2.      Para sahabat sudah biasa berselisih pendapat mengenai penafsiran suatu ayat. Ini menunjukan bahwa mereka pun menafsirkan Al-quran dengan akalnya.[4]

    C.  Pembagian Tafsir bi Ra’yi
1.      Tafsir bi Ra’yi Al Mahmud
a.       Pengertian Tafsir bi Ra’yi Al Mahmud
Tafsir bi Ra’yi Al Mahmud adalah ihktiar untuk menemukan pemahaman Al-quran dengan menggunakan berbagai pengetahuan seperti pemahaman bahasa Arab atau kontteks ayat tanpa dilandasi pada riwayat dari generasi sebelumnya.
Contoh Tafsir bi Ra’yi Al Mahmud adalah instinbath dan ijtihad yang dihasilkan oleh sahabat dan tabiin. Sehubungan dengan itu, Abu Bakar As-Shiddiq ditanya tentang al-kallah(orang yang meninggal yang tidak memiliki anak dan orang tua). Ia  menjawab,”Aku berpendapat dengan ijihat.

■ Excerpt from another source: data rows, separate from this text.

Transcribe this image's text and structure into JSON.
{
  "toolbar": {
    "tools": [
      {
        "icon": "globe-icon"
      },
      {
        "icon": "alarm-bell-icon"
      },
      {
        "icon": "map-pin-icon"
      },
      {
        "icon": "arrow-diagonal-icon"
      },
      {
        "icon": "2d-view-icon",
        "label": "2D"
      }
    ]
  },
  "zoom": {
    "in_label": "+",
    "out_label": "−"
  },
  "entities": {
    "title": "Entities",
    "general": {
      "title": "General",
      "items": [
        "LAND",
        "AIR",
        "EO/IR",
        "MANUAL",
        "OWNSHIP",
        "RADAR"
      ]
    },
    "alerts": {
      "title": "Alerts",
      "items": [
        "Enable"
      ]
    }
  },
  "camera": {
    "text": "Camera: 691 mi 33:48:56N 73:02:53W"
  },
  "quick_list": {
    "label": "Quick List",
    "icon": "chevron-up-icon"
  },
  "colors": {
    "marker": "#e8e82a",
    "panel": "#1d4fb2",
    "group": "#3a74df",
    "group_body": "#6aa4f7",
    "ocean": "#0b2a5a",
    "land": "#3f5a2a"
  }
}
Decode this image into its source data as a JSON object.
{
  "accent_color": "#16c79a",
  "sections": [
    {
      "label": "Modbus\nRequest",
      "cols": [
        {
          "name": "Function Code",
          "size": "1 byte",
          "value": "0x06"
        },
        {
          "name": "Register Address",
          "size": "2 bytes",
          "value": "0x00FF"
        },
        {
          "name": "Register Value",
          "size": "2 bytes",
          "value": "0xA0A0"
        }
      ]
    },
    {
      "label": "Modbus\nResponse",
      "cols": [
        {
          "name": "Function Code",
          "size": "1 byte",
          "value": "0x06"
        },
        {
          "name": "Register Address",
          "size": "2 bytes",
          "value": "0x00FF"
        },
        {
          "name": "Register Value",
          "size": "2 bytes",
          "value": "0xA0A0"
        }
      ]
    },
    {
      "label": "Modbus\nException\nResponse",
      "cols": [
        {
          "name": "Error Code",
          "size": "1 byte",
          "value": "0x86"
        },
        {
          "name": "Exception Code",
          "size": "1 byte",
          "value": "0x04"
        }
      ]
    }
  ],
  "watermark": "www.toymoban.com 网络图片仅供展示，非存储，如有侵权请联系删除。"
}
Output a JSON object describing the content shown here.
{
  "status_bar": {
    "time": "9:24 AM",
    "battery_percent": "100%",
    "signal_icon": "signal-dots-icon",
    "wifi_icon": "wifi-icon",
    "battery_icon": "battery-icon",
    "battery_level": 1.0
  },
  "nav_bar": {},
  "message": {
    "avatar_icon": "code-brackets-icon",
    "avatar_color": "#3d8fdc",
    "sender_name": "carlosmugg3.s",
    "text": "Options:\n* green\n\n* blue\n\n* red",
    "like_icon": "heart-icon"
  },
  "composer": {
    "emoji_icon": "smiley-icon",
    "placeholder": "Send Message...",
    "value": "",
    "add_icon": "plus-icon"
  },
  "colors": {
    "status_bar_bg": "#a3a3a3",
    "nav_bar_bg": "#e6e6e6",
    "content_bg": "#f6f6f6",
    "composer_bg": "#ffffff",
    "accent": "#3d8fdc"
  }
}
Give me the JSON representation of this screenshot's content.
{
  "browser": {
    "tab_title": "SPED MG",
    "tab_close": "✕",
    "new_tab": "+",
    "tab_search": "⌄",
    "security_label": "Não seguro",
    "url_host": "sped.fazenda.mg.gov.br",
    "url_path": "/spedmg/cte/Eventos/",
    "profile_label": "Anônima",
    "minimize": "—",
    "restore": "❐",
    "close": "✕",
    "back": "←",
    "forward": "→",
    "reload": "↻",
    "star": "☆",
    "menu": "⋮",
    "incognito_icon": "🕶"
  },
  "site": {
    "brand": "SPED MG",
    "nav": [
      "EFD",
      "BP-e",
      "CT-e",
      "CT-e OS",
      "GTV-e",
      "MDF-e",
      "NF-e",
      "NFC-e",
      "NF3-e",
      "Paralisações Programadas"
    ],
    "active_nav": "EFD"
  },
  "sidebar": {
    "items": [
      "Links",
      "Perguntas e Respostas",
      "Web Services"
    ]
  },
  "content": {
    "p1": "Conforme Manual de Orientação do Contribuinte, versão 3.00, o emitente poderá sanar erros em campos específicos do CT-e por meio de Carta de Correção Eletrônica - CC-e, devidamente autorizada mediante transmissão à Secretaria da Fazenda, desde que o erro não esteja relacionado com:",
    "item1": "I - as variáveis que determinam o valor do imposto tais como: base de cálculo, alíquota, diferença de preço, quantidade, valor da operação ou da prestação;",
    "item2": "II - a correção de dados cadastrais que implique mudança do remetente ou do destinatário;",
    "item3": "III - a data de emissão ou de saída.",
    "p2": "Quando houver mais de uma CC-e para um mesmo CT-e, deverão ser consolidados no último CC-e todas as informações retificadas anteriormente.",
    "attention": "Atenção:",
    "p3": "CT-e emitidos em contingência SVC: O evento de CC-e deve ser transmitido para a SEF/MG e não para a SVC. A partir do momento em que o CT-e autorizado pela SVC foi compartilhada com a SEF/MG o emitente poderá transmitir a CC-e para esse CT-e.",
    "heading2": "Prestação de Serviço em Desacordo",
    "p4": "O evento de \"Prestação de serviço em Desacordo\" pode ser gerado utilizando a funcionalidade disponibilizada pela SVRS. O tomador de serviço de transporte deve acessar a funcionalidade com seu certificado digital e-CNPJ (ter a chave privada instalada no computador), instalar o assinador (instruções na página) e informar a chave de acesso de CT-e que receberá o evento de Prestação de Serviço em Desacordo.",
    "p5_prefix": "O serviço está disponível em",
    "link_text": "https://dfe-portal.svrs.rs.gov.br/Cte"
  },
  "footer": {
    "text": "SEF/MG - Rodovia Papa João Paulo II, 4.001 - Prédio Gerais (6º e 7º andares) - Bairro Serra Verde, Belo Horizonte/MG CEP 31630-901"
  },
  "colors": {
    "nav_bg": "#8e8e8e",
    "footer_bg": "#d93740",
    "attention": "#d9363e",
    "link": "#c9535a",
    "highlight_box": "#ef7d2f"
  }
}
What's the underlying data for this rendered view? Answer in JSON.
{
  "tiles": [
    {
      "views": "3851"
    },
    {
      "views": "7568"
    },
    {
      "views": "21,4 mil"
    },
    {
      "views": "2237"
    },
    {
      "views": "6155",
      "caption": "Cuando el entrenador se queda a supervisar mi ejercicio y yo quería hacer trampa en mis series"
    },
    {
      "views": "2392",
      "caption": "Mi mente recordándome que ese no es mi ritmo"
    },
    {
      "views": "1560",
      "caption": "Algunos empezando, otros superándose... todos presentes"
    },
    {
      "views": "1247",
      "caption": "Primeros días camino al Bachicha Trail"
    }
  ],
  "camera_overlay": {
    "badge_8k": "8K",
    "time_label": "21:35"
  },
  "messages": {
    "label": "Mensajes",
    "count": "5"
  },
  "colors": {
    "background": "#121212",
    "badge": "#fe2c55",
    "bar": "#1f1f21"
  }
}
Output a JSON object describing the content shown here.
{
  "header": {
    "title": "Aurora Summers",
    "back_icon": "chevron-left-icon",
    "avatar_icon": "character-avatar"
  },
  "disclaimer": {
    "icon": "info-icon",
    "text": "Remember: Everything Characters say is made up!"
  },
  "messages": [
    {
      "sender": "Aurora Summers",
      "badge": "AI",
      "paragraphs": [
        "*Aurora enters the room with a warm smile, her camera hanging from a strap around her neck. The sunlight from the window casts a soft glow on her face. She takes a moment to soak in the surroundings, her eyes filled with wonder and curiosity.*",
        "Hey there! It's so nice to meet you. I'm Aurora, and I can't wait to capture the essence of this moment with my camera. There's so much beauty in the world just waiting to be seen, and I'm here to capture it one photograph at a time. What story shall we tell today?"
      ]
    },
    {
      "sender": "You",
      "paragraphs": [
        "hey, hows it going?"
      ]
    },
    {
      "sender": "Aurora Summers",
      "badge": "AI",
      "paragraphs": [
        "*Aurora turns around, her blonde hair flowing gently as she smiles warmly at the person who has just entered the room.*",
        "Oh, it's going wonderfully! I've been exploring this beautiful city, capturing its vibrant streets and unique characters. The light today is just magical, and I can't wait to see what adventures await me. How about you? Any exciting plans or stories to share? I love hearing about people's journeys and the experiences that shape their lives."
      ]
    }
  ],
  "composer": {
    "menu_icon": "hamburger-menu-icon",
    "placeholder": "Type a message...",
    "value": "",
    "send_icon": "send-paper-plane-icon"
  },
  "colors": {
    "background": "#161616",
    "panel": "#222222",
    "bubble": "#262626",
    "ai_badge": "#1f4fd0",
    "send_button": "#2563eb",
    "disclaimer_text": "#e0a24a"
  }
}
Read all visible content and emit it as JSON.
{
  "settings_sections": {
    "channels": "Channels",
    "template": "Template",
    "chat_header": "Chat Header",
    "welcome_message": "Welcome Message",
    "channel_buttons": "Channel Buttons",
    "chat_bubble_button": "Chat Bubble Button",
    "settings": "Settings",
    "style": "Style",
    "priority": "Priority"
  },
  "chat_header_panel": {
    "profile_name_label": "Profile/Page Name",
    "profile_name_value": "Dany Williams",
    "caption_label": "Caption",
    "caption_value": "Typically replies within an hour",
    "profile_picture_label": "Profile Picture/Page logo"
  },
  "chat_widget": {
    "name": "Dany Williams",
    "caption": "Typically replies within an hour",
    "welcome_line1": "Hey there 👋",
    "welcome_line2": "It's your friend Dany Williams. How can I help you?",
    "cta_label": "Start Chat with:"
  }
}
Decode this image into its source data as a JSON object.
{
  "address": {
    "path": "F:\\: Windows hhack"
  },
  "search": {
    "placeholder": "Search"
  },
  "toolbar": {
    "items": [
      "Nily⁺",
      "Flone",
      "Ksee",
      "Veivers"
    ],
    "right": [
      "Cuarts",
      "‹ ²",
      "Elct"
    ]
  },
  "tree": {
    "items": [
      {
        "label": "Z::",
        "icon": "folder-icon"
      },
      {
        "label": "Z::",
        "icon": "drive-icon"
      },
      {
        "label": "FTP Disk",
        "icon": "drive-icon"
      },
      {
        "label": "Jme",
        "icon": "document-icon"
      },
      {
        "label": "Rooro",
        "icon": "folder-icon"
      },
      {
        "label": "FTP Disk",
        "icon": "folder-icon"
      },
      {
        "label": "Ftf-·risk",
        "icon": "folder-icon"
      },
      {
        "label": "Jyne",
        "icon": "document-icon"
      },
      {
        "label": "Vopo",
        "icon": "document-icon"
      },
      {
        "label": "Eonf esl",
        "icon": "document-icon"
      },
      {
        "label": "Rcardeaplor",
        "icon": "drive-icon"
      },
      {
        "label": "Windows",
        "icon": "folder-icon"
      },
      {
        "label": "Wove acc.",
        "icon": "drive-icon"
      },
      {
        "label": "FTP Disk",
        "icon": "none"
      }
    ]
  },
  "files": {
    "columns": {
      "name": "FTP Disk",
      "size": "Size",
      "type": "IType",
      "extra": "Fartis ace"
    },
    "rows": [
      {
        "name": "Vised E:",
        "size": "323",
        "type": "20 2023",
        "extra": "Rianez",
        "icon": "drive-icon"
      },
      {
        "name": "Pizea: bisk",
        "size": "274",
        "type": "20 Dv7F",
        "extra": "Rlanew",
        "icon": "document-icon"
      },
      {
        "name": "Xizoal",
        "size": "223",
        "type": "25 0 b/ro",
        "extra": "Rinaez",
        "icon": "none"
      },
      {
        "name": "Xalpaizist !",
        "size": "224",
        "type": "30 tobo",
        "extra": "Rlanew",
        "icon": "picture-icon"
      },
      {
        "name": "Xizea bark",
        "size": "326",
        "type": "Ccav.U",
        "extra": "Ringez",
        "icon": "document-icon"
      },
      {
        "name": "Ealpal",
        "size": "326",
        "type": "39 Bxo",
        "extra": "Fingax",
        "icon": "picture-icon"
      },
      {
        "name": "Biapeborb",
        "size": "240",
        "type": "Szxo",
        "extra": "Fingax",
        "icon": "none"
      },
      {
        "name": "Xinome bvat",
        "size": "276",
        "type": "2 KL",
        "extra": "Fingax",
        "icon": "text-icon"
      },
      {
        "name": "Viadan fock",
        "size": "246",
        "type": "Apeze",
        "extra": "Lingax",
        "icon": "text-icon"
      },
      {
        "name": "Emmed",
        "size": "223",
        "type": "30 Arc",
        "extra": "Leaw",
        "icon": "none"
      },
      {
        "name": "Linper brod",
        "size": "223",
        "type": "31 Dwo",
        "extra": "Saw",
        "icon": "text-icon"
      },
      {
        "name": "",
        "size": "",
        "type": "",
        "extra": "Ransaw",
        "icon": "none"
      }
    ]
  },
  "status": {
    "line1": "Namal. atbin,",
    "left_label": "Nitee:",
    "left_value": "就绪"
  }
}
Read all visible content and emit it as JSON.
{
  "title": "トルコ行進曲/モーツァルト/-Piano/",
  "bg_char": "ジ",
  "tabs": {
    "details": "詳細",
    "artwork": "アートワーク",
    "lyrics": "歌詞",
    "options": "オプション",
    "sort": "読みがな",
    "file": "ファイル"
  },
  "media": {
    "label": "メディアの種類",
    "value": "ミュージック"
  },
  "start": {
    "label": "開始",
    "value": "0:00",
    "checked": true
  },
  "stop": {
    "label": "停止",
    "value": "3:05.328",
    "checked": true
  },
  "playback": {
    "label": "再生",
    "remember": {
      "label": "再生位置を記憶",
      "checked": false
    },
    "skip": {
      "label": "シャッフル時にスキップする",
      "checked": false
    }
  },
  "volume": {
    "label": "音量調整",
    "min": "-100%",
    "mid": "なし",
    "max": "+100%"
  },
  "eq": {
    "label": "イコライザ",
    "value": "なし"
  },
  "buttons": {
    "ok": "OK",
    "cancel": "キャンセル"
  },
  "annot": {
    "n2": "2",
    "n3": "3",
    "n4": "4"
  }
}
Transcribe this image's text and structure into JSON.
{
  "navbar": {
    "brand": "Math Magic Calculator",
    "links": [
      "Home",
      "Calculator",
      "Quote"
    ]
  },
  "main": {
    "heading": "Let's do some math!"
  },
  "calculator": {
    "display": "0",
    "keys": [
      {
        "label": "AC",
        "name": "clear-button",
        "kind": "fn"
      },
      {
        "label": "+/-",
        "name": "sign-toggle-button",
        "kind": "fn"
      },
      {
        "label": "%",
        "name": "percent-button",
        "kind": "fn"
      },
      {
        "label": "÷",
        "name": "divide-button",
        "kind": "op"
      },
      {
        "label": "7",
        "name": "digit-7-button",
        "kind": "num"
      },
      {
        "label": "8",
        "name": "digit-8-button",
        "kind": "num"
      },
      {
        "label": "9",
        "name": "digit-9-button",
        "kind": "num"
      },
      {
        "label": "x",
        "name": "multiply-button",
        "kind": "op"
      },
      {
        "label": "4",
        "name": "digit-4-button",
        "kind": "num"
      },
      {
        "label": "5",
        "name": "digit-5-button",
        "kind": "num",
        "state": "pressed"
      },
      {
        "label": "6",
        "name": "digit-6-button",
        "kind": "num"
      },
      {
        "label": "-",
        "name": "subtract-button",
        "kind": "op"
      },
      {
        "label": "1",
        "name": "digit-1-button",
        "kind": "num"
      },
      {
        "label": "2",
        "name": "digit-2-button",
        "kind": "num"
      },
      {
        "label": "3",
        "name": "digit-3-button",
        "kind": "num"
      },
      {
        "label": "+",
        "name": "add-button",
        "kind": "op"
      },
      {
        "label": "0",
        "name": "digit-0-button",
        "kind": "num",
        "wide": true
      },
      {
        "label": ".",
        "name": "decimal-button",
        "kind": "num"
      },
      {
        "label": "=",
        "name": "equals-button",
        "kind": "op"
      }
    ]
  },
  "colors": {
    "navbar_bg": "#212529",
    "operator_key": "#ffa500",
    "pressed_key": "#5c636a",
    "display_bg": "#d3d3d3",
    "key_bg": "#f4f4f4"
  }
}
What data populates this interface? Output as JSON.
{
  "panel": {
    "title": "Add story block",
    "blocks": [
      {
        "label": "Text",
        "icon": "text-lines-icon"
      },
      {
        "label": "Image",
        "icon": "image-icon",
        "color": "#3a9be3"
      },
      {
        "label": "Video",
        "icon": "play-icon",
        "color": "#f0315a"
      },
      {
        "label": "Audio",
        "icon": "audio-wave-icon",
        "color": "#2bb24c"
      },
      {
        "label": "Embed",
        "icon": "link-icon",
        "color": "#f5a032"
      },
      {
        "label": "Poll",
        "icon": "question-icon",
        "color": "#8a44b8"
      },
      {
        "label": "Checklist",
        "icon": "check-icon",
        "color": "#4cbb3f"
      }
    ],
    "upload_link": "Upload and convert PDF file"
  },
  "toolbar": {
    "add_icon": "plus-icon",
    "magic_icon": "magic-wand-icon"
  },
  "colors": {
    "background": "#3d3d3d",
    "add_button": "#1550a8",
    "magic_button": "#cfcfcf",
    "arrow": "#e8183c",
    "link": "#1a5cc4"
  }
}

Apabila itu benar, semata mata dari Allah. Akan tetapi, apabila itu salah, itu murni dariku dan dari syaitan.
Ijtihad yang dilakukan oleh sahabat seperti yang dilakukan Abu Bakar merupakan Tafsir bi Ra’yi Al Mahmud karna berdasarkan pengetahuan yang memadai.

b.      Hukum Tafsir bi Ra’yi Al Mahmud
Menurut ulama, boleh menafsirkan ayat-ayat Al-quran berdasarkan bahasa dan nilai-nilai syariat. Hal itu dilandasi oleh ayat berikut:  
Artinya:
“Dan sungguh, telah kami mudahkan Alquran untuk peringatan, maka adakah orang yang mau mengambil pelajaran ?”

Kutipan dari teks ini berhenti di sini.